# Confusion on Resort Ratings!



## TUGBrian (Jun 8, 2006)

As most of you know...a few weeks back a problem developed with the current Resort Ratings component of the site.  This was corrected quickly and we have actually improved functionality to the site by providing a new "Resort Search" tool to allow everyone the ability to find specific resorts more effectively!

When this was done, the "Resort Ratings" link within the member only section was renamed to "Resort Search".  This caused a good amount of confusion among many members and I sincerely apologize for that.

We have renamed the link back to Resort Ratings to alleviate this issue and the "Resort Search" box is still available on top of the top 30 rated resorts on that page.

We plan on also adding that box to the Resort Reviews tab, as the results generated by "Resort Search" combines both Ratings and Reviews of the resorts in question.  We also plan on adding a "Search by city" option into the component in the near future as well!

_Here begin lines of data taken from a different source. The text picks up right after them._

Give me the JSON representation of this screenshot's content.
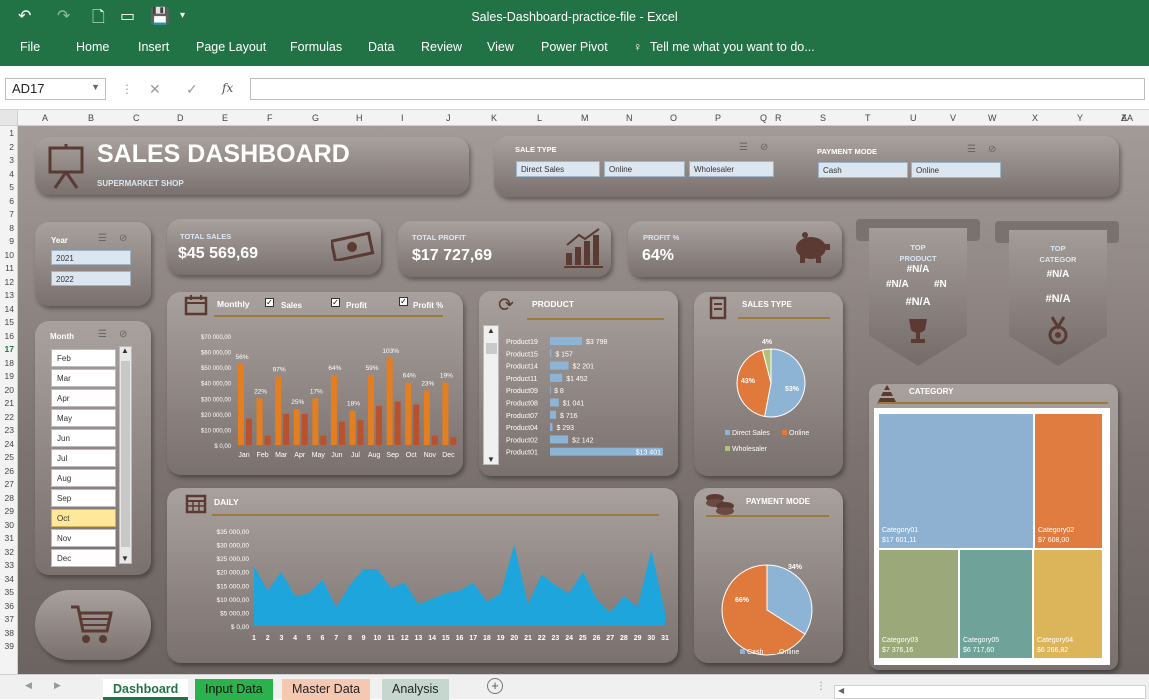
{
  "window_title": "Sales-Dashboard-practice-file - Excel",
  "ribbon_tabs": [
    "File",
    "Home",
    "Insert",
    "Page Layout",
    "Formulas",
    "Data",
    "Review",
    "View",
    "Power Pivot"
  ],
  "tell_me": "Tell me what you want to do...",
  "name_box": "AD17",
  "columns": [
    "A",
    "B",
    "C",
    "D",
    "E",
    "F",
    "G",
    "H",
    "I",
    "J",
    "K",
    "L",
    "M",
    "N",
    "O",
    "P",
    "Q",
    "R",
    "S",
    "T",
    "U",
    "V",
    "W",
    "X",
    "Y",
    "Z",
    "AA"
  ],
  "rows": [
    "1",
    "2",
    "3",
    "4",
    "5",
    "6",
    "7",
    "8",
    "9",
    "10",
    "11",
    "12",
    "13",
    "14",
    "15",
    "16",
    "17",
    "18",
    "19",
    "20",
    "21",
    "22",
    "23",
    "24",
    "25",
    "26",
    "27",
    "28",
    "29",
    "30",
    "31",
    "32",
    "33",
    "34",
    "35",
    "36",
    "37",
    "38",
    "39"
  ],
  "header": {
    "title": "SALES DASHBOARD",
    "subtitle": "SUPERMARKET SHOP"
  },
  "sale_type": {
    "label": "SALE TYPE",
    "items": [
      "Direct Sales",
      "Online",
      "Wholesaler"
    ]
  },
  "payment_mode": {
    "label": "PAYMENT MODE",
    "items": [
      "Cash",
      "Online"
    ]
  },
  "year_slicer": {
    "label": "Year",
    "items": [
      "2021",
      "2022"
    ]
  },
  "month_slicer": {
    "label": "Month",
    "items": [
      "Feb",
      "Mar",
      "Apr",
      "May",
      "Jun",
      "Jul",
      "Aug",
      "Sep",
      "Oct",
      "Nov",
      "Dec"
    ],
    "selected": "Oct"
  },
  "kpis": {
    "sales": {
      "label": "TOTAL SALES",
      "value": "$45 569,69"
    },
    "profit": {
      "label": "TOTAL PROFIT",
      "value": "$17 727,69"
    },
    "profit_pct": {
      "label": "PROFIT %",
      "value": "64%"
    }
  },
  "top_product": {
    "label1": "TOP",
    "label2": "PRODUCT",
    "values": [
      "#N/A",
      "#N/A",
      "#N",
      "#N/A"
    ]
  },
  "top_category": {
    "label1": "TOP",
    "label2": "CATEGOR",
    "values": [
      "#N/A",
      "#N/A"
    ]
  },
  "monthly": {
    "title": "Monthly",
    "checks": [
      "Sales",
      "Profit",
      "Profit %"
    ]
  },
  "product_title": "PRODUCT",
  "sales_type_title": "SALES TYPE",
  "daily_title": "DAILY",
  "payment_title": "PAYMENT MODE",
  "category_title": "CATEGORY",
  "sheet_tabs": [
    "Dashboard",
    "Input Data",
    "Master Data",
    "Analysis"
  ],
  "chart_data": [
    {
      "type": "bar",
      "name": "monthly",
      "categories": [
        "Jan",
        "Feb",
        "Mar",
        "Apr",
        "May",
        "Jun",
        "Jul",
        "Aug",
        "Sep",
        "Oct",
        "Nov",
        "Dec"
      ],
      "series": [
        {
          "name": "Sales",
          "values": [
            52000,
            30000,
            44000,
            23000,
            30000,
            45000,
            22000,
            45000,
            56000,
            40000,
            35000,
            40000
          ]
        },
        {
          "name": "Profit",
          "values": [
            17000,
            6000,
            20000,
            20000,
            6000,
            15000,
            16000,
            25000,
            28000,
            26000,
            6000,
            5000
          ]
        }
      ],
      "labels": [
        "56%",
        "22%",
        "97%",
        "25%",
        "17%",
        "64%",
        "18%",
        "59%",
        "103%",
        "64%",
        "23%",
        "19%"
      ],
      "yticks": [
        "$ 0,00",
        "$10 000,00",
        "$20 000,00",
        "$30 000,00",
        "$40 000,00",
        "$50 000,00",
        "$60 000,00",
        "$70 000,00"
      ],
      "ylim": [
        0,
        70000
      ]
    },
    {
      "type": "bar",
      "name": "product",
      "categories": [
        "Product19",
        "Product15",
        "Product14",
        "Product11",
        "Product09",
        "Product08",
        "Product07",
        "Product04",
        "Product02",
        "Product01"
      ],
      "values": [
        3798,
        157,
        2201,
        1452,
        8,
        1041,
        716,
        293,
        2142,
        13401
      ],
      "labels": [
        "$3 798",
        "$ 157",
        "$2 201",
        "$1 452",
        "$ 8",
        "$1 041",
        "$ 716",
        "$ 293",
        "$2 142",
        "$13 401"
      ]
    },
    {
      "type": "pie",
      "name": "sales_type",
      "categories": [
        "Direct Sales",
        "Online",
        "Wholesaler"
      ],
      "values": [
        53,
        43,
        4
      ],
      "labels": [
        "53%",
        "43%",
        "4%"
      ],
      "colors": [
        "#8eb4d5",
        "#e07a3c",
        "#b3c07a"
      ]
    },
    {
      "type": "area",
      "name": "daily",
      "x": [
        1,
        2,
        3,
        4,
        5,
        6,
        7,
        8,
        9,
        10,
        11,
        12,
        13,
        14,
        15,
        16,
        17,
        18,
        19,
        20,
        21,
        22,
        23,
        24,
        25,
        26,
        27,
        28,
        29,
        30,
        31
      ],
      "values": [
        22000,
        13000,
        20000,
        11000,
        12000,
        17000,
        7000,
        15000,
        21000,
        21000,
        14000,
        16000,
        8000,
        10000,
        12000,
        13000,
        16000,
        9000,
        12000,
        30000,
        8000,
        19000,
        15000,
        12000,
        20000,
        10000,
        5000,
        11000,
        7000,
        28000,
        5000
      ],
      "yticks": [
        "$ 0,00",
        "$5 000,00",
        "$10 000,00",
        "$15 000,00",
        "$20 000,00",
        "$25 000,00",
        "$30 000,00",
        "$35 000,00"
      ],
      "ylim": [
        0,
        35000
      ]
    },
    {
      "type": "pie",
      "name": "payment",
      "categories": [
        "Cash",
        "Online"
      ],
      "values": [
        34,
        66
      ],
      "labels": [
        "34%",
        "66%"
      ],
      "colors": [
        "#8eb4d5",
        "#e07a3c"
      ]
    },
    {
      "type": "heatmap",
      "name": "category",
      "items": [
        {
          "name": "Category01",
          "value": "$17 601,11",
          "color": "#8eb1d2"
        },
        {
          "name": "Category02",
          "value": "$7 608,00",
          "color": "#e07c40"
        },
        {
          "name": "Category03",
          "value": "$7 376,16",
          "color": "#9aa87a"
        },
        {
          "name": "Category05",
          "value": "$6 717,60",
          "color": "#6fa399"
        },
        {
          "name": "Category04",
          "value": "$6 266,82",
          "color": "#dcb45a"
        }
      ]
    }
  ]
}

Again, I apologize for the confusion!

Thanks

Ye Olde TUG Admin Staff

(Brian)


----------



## funtime (Jun 11, 2006)

Thank you for the resort search option -- I did not realize how much I missed having one until I tried to search for several less well known Florida resorts and were not exactly sure where they were in the state of Florida.  The new resort search function is great -- good work!! Funtime


----------